Experts are also investigating the possibility that sonar from U.S. submarines could have been responsible for an incident in Marathon, Fla., where 68 deep-water dolphins stranded themselves in March 2005.

Stomachs empty
In Zanzibar, a preliminary examination of their dolphins' stomach contents failed to show the presence of squid beaks or other remains of animals hunted by dolphins.

Their general condition, however, appeared to show that they had eaten recently, since their ribs were not clearly visible under the skin, she said.

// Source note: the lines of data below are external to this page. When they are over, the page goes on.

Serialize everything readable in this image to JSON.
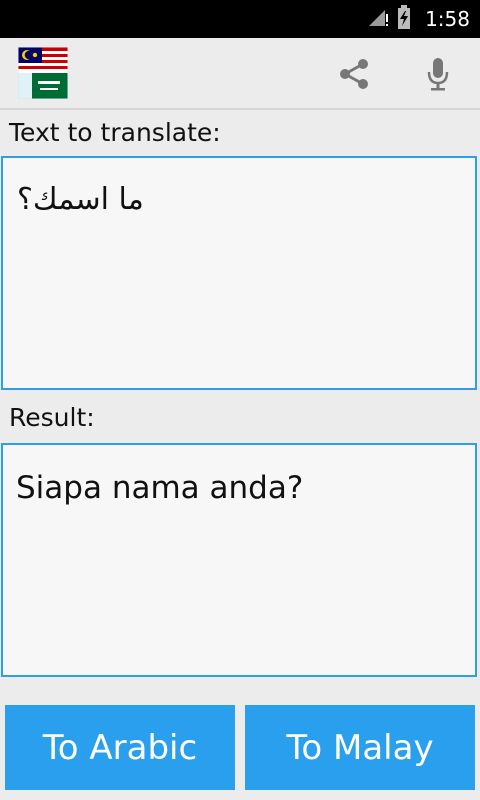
{
  "status_bar": {
    "time": "1:58"
  },
  "toolbar": {
    "share_icon": "share-icon",
    "mic_icon": "microphone-icon"
  },
  "input_section": {
    "label": "Text to translate:",
    "text": "ما اسمك؟"
  },
  "result_section": {
    "label": "Result:",
    "text": "Siapa nama anda?"
  },
  "buttons": {
    "to_arabic": "To Arabic",
    "to_malay": "To Malay"
  },
  "colors": {
    "accent": "#2a9fee",
    "border": "#2f9de8",
    "background": "#ececec"
  }
}
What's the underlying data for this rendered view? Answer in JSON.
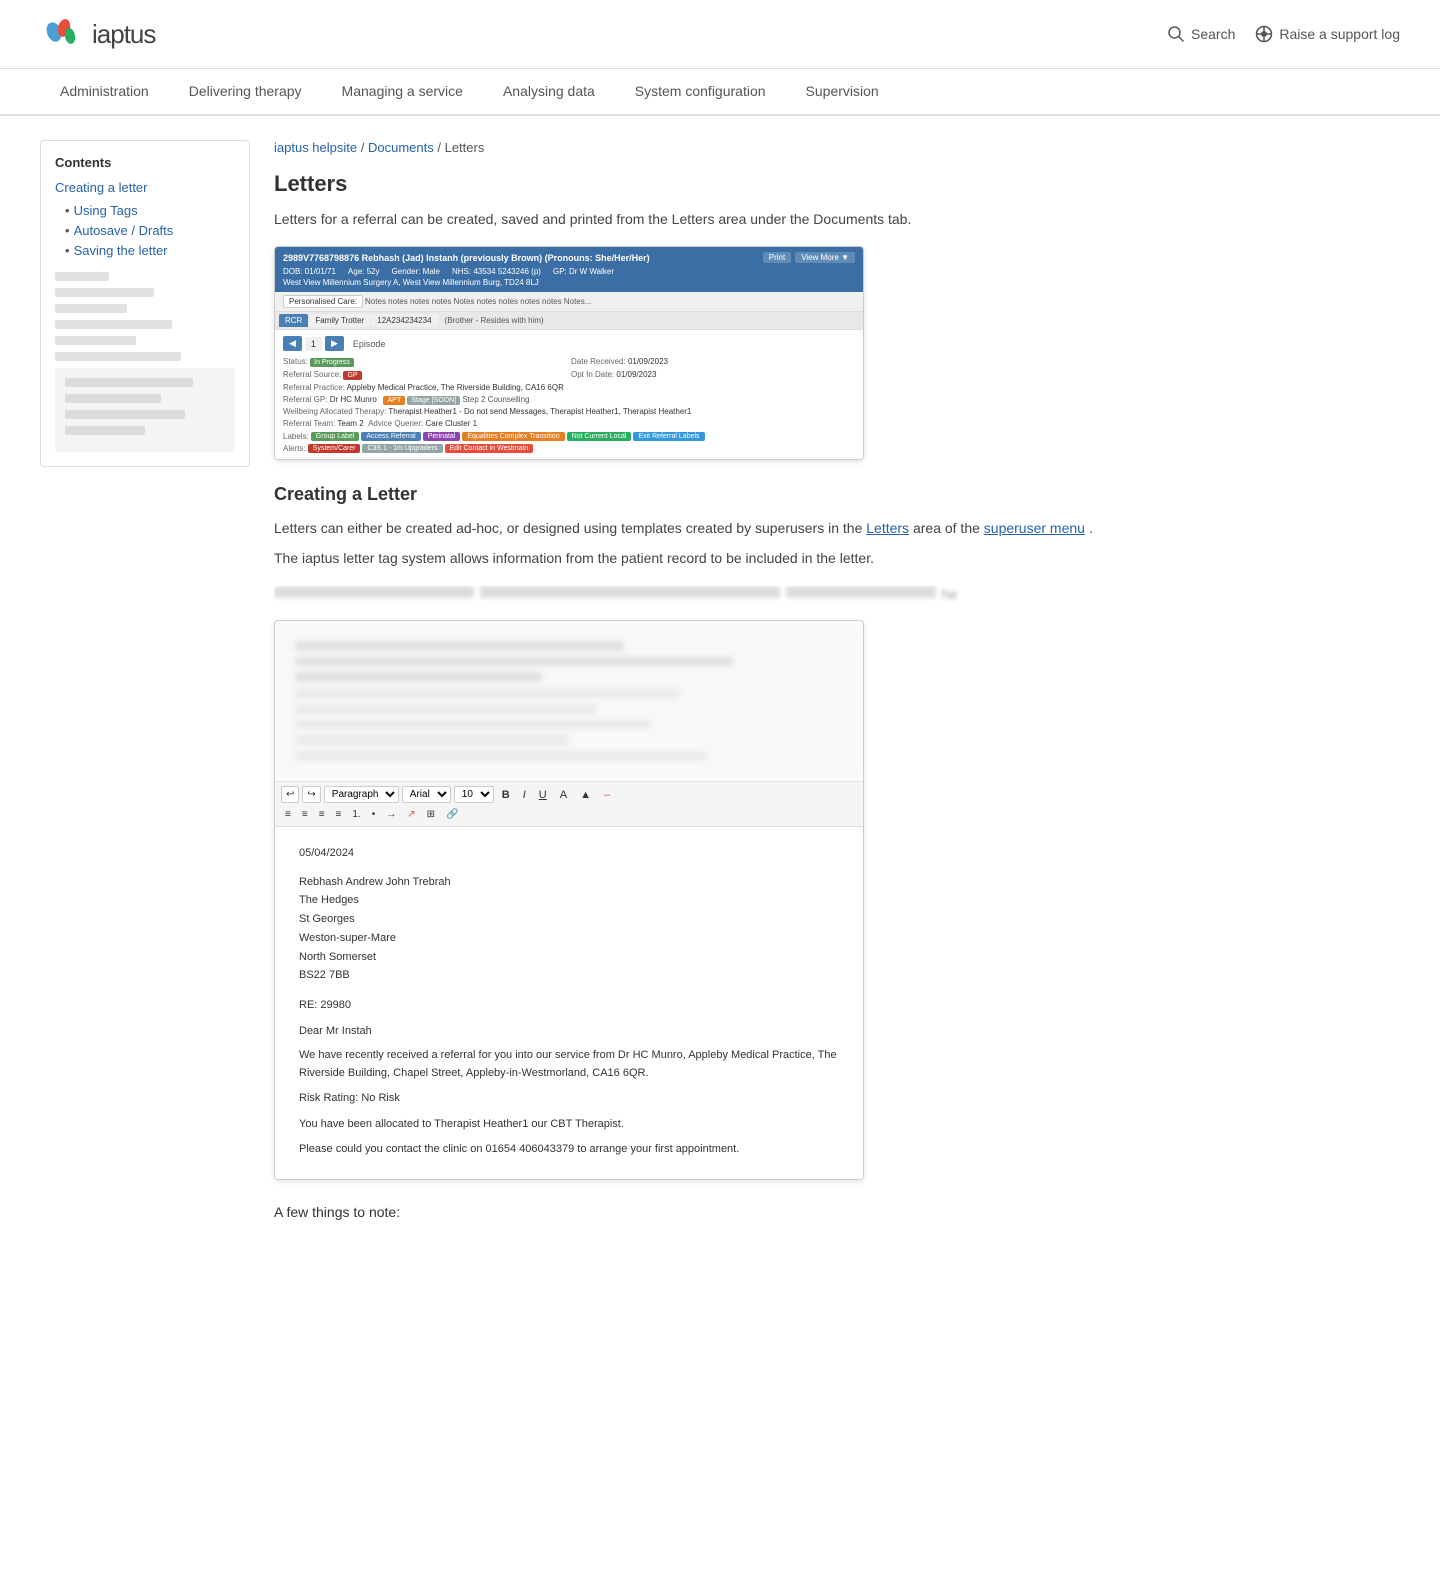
{
  "header": {
    "logo_text": "iaptus",
    "search_label": "Search",
    "support_label": "Raise a support log"
  },
  "nav": {
    "items": [
      {
        "label": "Administration",
        "id": "admin"
      },
      {
        "label": "Delivering therapy",
        "id": "delivering"
      },
      {
        "label": "Managing a service",
        "id": "managing"
      },
      {
        "label": "Analysing data",
        "id": "analysing"
      },
      {
        "label": "System configuration",
        "id": "system-config"
      },
      {
        "label": "Supervision",
        "id": "supervision"
      }
    ]
  },
  "sidebar": {
    "title": "Contents",
    "main_link": "Creating a letter",
    "sub_links": [
      {
        "label": "Using Tags"
      },
      {
        "label": "Autosave / Drafts"
      },
      {
        "label": "Saving the letter"
      }
    ]
  },
  "breadcrumb": {
    "home": "iaptus helpsite",
    "separator1": " / ",
    "docs": "Documents",
    "separator2": " / ",
    "current": "Letters"
  },
  "page": {
    "title": "Letters",
    "description": "Letters for a referral can be created, saved and printed from the Letters area under the Documents tab.",
    "section1_title": "Creating a Letter",
    "section1_text1": "Letters can either be created ad-hoc, or designed using templates created by superusers in the",
    "section1_link1": "Letters",
    "section1_text2": "area of the",
    "section1_link2": "superuser menu",
    "section1_text3": ".",
    "section1_text4": "The iaptus letter tag system allows information from the patient record to be included in the letter.",
    "note_heading": "A few things to note:"
  },
  "patient_record": {
    "name": "2989V7768798876 Rebhash (Jad) Instanh (previously Brown) (Pronouns: She/Her/Her)",
    "dob": "01/01/71",
    "age": "52y",
    "gender": "Male",
    "nhs": "43534 5243246 (p)",
    "gp": "Dr W Walker",
    "practice": "West View Millennium Surgery A, West View Millennium Burg, TD24 8LJ",
    "rcr": "12A234234234",
    "episode_status": "In Progress",
    "date_received": "01/09/2023",
    "opt_in": "01/09/2023"
  },
  "letter_editor": {
    "date": "05/04/2024",
    "addressee_name": "Rebhash Andrew John Trebrah",
    "address_line1": "The Hedges",
    "address_line2": "St Georges",
    "address_line3": "Weston-super-Mare",
    "address_line4": "North Somerset",
    "address_line5": "BS22 7BB",
    "re": "RE: 29980",
    "salutation": "Dear Mr Instah",
    "body1": "We have recently received a referral for you into our service from Dr HC Munro, Appleby Medical Practice, The Riverside Building, Chapel Street, Appleby-in-Westmorland, CA16 6QR.",
    "risk": "Risk Rating: No Risk",
    "allocation": "You have been allocated to Therapist Heather1 our CBT Therapist.",
    "contact": "Please could you contact the clinic on 01654 406043379 to arrange your first appointment."
  }
}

Although Jiddawi said Friday that poisoning had been ruled out, experts were preparing to further examine the dolphins' stomachs for traces of poisonous substances such as toxic "red tides" of algae.

Zanzibar's resorts attract many visitors who come to watch and swim with wild humpback dolphins, which generally swim closer to shore than the Indo-Pacific bottlenose.

The humpbacks, bottlenose, and spinner dolphins are the most common species in Zanzibar's coastal waters.